Come tutti i contratti anche questo – relativo soprattutto alla parte giuridica nonostante le risorse economiche messe insieme -  presenta delle luci e delle ombre. Chiaroscuri che vanno letti e interpretati nella prospettiva di un futuro incerto come quello che ci aspetta. Si sono trovate risorse per integrare il Fondo produttività a regime (60% della ria dei cessati dal servizio e risparmi dei coordinamenti e degli incarichi speciali), per riliquidare il fondo degli anni 2018-2019, per alzare il tetto massimo dei coordinamenti a valere dal 2018, si è semplificata la gestione della flessibilità mensile positiva rendendola fruibile in modo più agevole (banca ore a frazione oraria), si è riconosciuta la quota variabile dell’indennità di funzione anche nei periodi di malattia, si sono ammessi i permessi per legge 104 ai fini della produttività, si è inserita l’indennità di direzione nella parte fissa dello stipendio con vantaggi a livello pensionistico, si è definitivamente introdotto il lavoro agile, si è fissata la presenza all’interno della delegazione trattante dei Segretari generali o loro delegati, si è stabilita una tornata di progressioni di carriera semplificate per i regionali e il personale della Giustizia, di contro si cede un giorno di assenza senza certificato medico, si cede una piccola quota di indennità per disagiata residenza chilometrica (2/12) compensata da un riconoscimento della stessa anche in malattia, non si riconosce completamente l’anzianità del personale della Giustizia, ma solo i primi dieci anni e poi 1 ogni 3, mentre per i regionali l’anticipazione del TFR viene limitata a 3 volte.
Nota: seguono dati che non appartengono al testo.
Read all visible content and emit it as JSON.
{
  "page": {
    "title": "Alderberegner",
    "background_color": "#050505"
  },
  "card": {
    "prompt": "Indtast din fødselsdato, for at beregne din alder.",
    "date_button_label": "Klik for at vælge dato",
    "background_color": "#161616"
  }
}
Ciò che conta di più in tutto questo è la significativa integrazione del fondo per la produttività che trova nuova linfa e recupera la sua sostenibilità negli anni. Inoltre si è mantenuta l’impalcatura di fondo del contratto con i suoi istituti qualificanti (fondo progressioni, fondo produttività), che stando alle premesse del 2016 potevano essere del tutto smantellati. In particolare si è acquisito un maggior grado di flessibilità nella ripartizione della produttività e nella valutazione dei dipendenti ascrivendo la definizione del sistema alla contrattazione decentrata con la possibilità di una maggiore personalizzazione locale. Si sarebbe potuto fare meglio o di più? La risposta retorica è sempre “sì”, ma in questo caso ci sentiamo di dire “no”. Troppi elementi esterni (ad esempio l’attuale Giunta provinciale che ha ridotto lo stanziamento per il rinnovo del contratto dei suoi dipendenti; l’esito incerto del ricorso sulla Giustizia; l’ammanco nella finanza pubblica causato dalla crisi del Covid) congiurano per un peggioramento del quadro generale a scapito delle risorse disponibili e di istituti preziosi del nostro contratto (fondo per le progressioni). Chi racconta che si sarebbe potuto fare meglio o ben altro, cerca solo consenso a buon mercato per fare tessere, senza mai portare a casa risorse. Un classico senza tempo.